As assembleias condominiais presenciais e virtuais no período da quarentena

Com o crescente avanço da epidemia de Covid-19, que vem impondo não só aos condomínios, mas à toda a sociedade, mudanças de comportamento, se faz necessária a adoção de medidas mais recomendadas tendentes a prevenir a contaminação de um número massivo de pessoas.

No âmbito da maior parte dos condomínios, foram implementadas medidas através da higienização mais frequente das áreas coletivas, conscientização dos moradores quanto ao isolamento social, bem como outras condutas profiláticas, com a limitação de acesso às áreas comuns e afastamento ao máximo de qualquer aglomeração de pessoas, evitando a rápida proliferação do vírus.
Entretanto, uma questão causa especial preocupação em tempos como os atuais na esfera dos condomínios, que é a realização necessária de assembleias, em especial nos casos em que já tenha escoado o período de mandato do síndico de modo a impor a necessidade de eleição de novo representante.

Vale destacar que, muito mais que um direito dos condôminos, a participação em assembleia é uma necessidade, na medida em que ali são deliberadas questões essenciais à administração dos interesses de todos os moradores.

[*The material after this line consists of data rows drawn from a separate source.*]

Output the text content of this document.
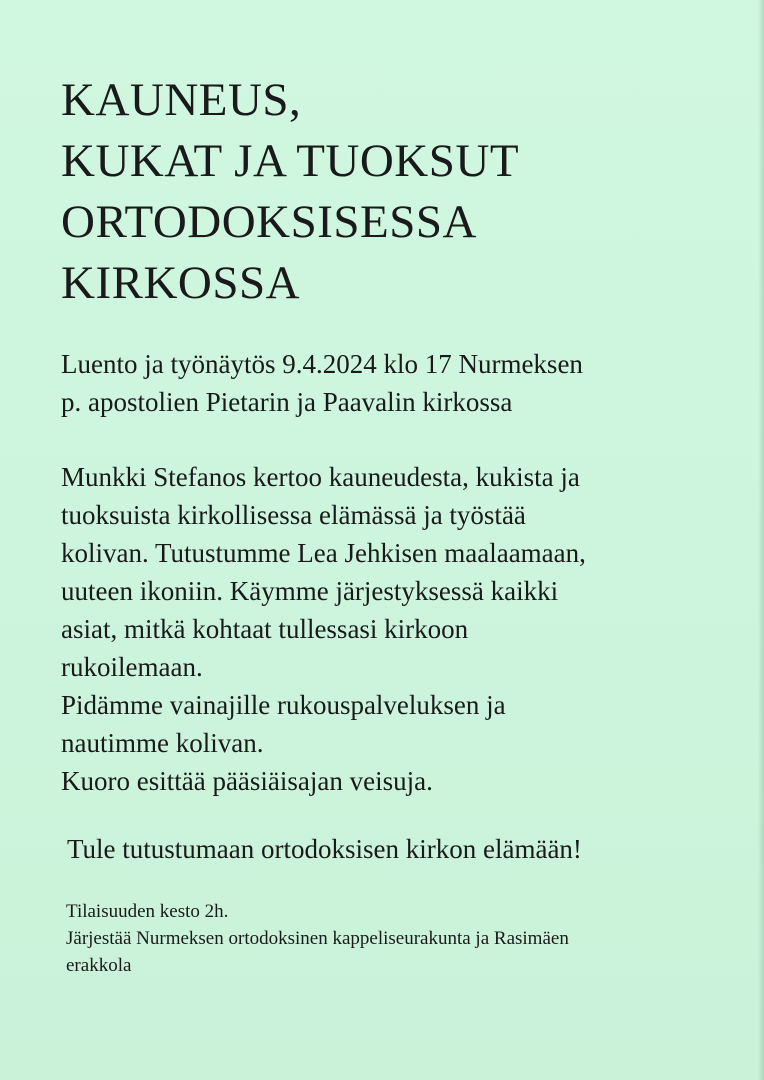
KAUNEUS,
KUKAT JA TUOKSUT
ORTODOKSISESSA
KIRKOSSA

Luento ja työnäytös 9.4.2024 klo 17 Nurmeksen
p. apostolien Pietarin ja Paavalin kirkossa

Munkki Stefanos kertoo kauneudesta, kukista ja
tuoksuista kirkollisessa elämässä ja työstää
kolivan. Tutustumme Lea Jehkisen maalaamaan,
uuteen ikoniin. Käymme järjestyksessä kaikki
asiat, mitkä kohtaat tullessasi kirkoon
rukoilemaan.
Pidämme vainajille rukouspalveluksen ja
nautimme kolivan.
Kuoro esittää pääsiäisajan veisuja.

Tule tutustumaan ortodoksisen kirkon elämään!

Tilaisuuden kesto 2h.
Järjestää Nurmeksen ortodoksinen kappeliseurakunta ja Rasimäen
erakkola
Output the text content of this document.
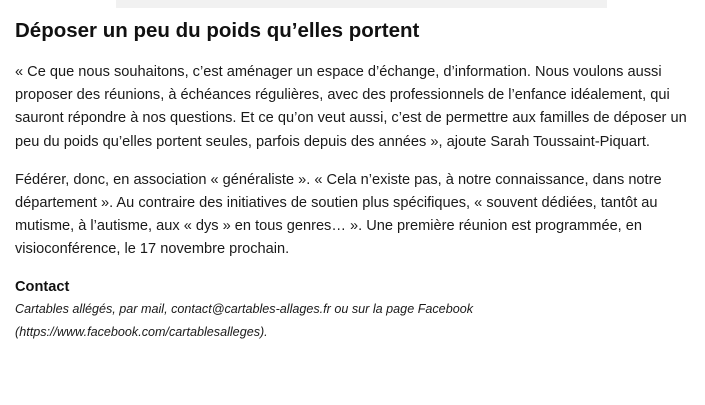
Déposer un peu du poids qu’elles portent

« Ce que nous souhaitons, c’est aménager un espace d’échange, d’information. Nous voulons aussi proposer des réunions, à échéances régulières, avec des professionnels de l’enfance idéalement, qui sauront répondre à nos questions. Et ce qu’on veut aussi, c’est de permettre aux familles de déposer un peu du poids qu’elles portent seules, parfois depuis des années », ajoute Sarah Toussaint-Piquart.

Fédérer, donc, en association « généraliste ». « Cela n’existe pas, à notre connaissance, dans notre département ». Au contraire des initiatives de soutien plus spécifiques, « souvent dédiées, tantôt au mutisme, à l’autisme, aux « dys » en tous genres… ». Une première réunion est programmée, en visioconférence, le 17 novembre prochain.

Contact

Cartables allégés, par mail, contact@cartables-allages.fr ou sur la page Facebook (https://www.facebook.com/cartablesalleges).
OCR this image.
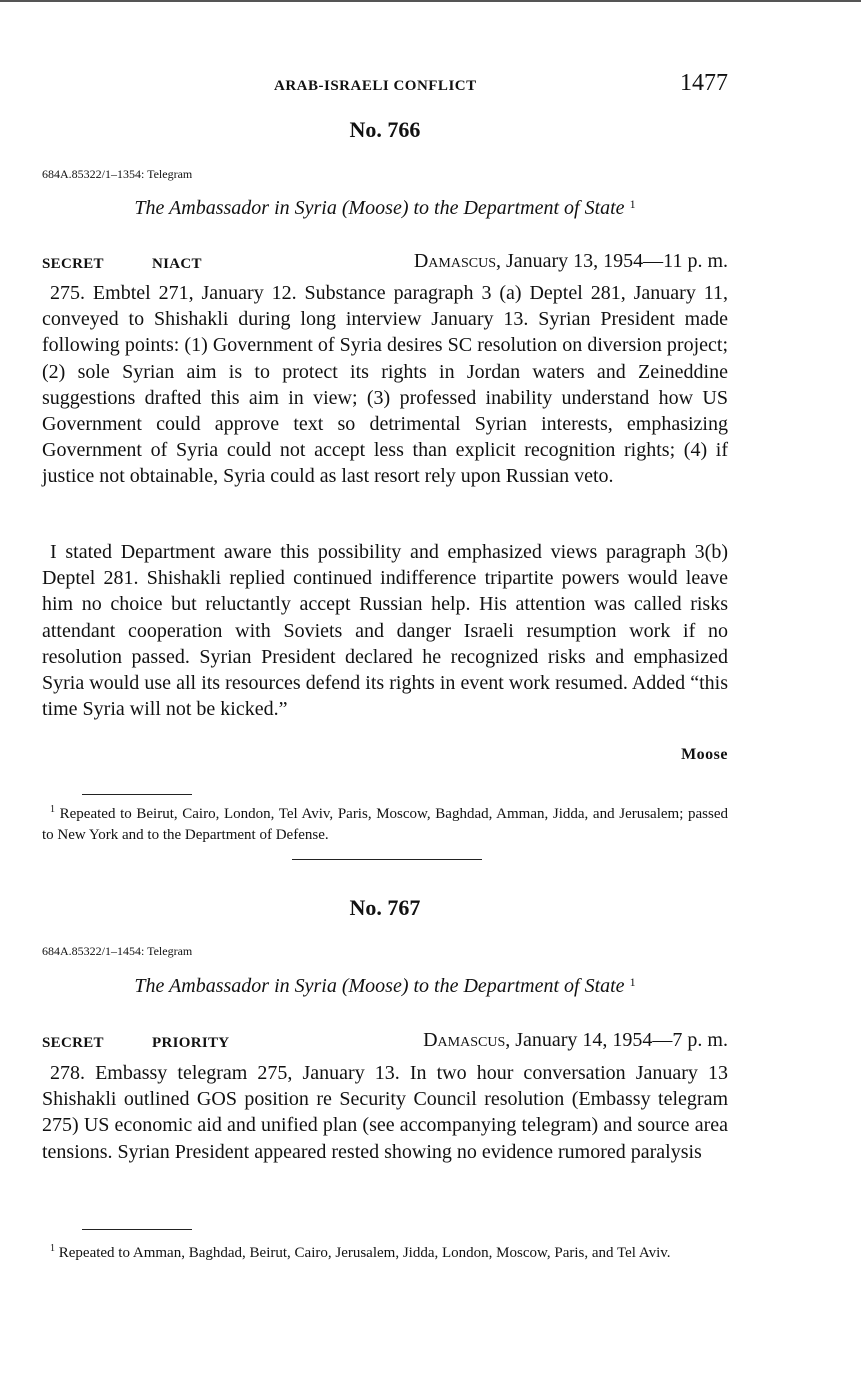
ARAB-ISRAELI CONFLICT	1477
No. 766
684A.85322/1–1354: Telegram
The Ambassador in Syria (Moose) to the Department of State $^1$
SECRET	NIACT	Damascus, January 13, 1954—11 p. m.

275. Embtel 271, January 12. Substance paragraph 3 (a) Deptel 281, January 11, conveyed to Shishakli during long interview January 13. Syrian President made following points: (1) Government of Syria desires SC resolution on diversion project; (2) sole Syrian aim is to protect its rights in Jordan waters and Zeineddine suggestions drafted this aim in view; (3) professed inability understand how US Government could approve text so detrimental Syrian interests, emphasizing Government of Syria could not accept less than explicit recognition rights; (4) if justice not obtainable, Syria could as last resort rely upon Russian veto.

I stated Department aware this possibility and emphasized views paragraph 3(b) Deptel 281. Shishakli replied continued indifference tripartite powers would leave him no choice but reluctantly accept Russian help. His attention was called risks attendant cooperation with Soviets and danger Israeli resumption work if no resolution passed. Syrian President declared he recognized risks and emphasized Syria would use all its resources defend its rights in event work resumed. Added “this time Syria will not be kicked.”

Moose

$^1$ Repeated to Beirut, Cairo, London, Tel Aviv, Paris, Moscow, Baghdad, Amman, Jidda, and Jerusalem; passed to New York and to the Department of Defense.

No. 767
684A.85322/1–1454: Telegram
The Ambassador in Syria (Moose) to the Department of State $^1$
SECRET	PRIORITY	Damascus, January 14, 1954—7 p. m.

278. Embassy telegram 275, January 13. In two hour conversation January 13 Shishakli outlined GOS position re Security Council resolution (Embassy telegram 275) US economic aid and unified plan (see accompanying telegram) and source area tensions. Syrian President appeared rested showing no evidence rumored paralysis

$^1$ Repeated to Amman, Baghdad, Beirut, Cairo, Jerusalem, Jidda, London, Moscow, Paris, and Tel Aviv.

Com vistas a conciliar o cenário de isolamento social imposto pela recente pandemia e a necessária deliberação de questões inadiáveis de interesse do condomínio, é possível a utilização da chamada assembleia virtual, ferramenta que vem sendo frequentemente utilizada pelas administradoras para garantir a segurança dos condôminos e a maior participação possível destes nas decisões de interesse comum.

Na assembleia virtual, cada condômino pode participar de onde quer que esteja – conquanto tenha seu acesso devidamente verificado – das discussões suscitadas pelo corpo diretivo, realizando ao fim votação também de maneira remota, que possui força e validade igual, ainda que tomada de maneira não presencial.   

São ofertadas no mercado diversas plataformas que viabilizam a realização de deliberações entre condôminos de forma remota e virtual. Importante frisar que, seja qual for a ferramenta aplicada na realização de tais convocações e discussões, o importante é que haja obediência às regras estabelecidas pelo Código Civil e pela Convenção do condomínio.

Logo de início, é necessário verificar diretamente na Convenção se ali não há expressa previsão no sentido de que as reuniões de assembleia somente poderão ser realizadas de maneira presencial. Nesses casos, far-se-á necessária a alteração no texto da Convenção para viabilizar a realização da assembleia virtual.

Nos demais casos, onde a maioria dos condomínios está inserido, é possível a aplicação da modalidade não presencial, devendo ser eleitas as ferramentas e procedimentos a serem adotados para que as questões mais urgentes do condomínio possam ser levadas à discussão e alcancem uma decisão que atenda aos anseios de todos, ou, como se almeja, da maioria.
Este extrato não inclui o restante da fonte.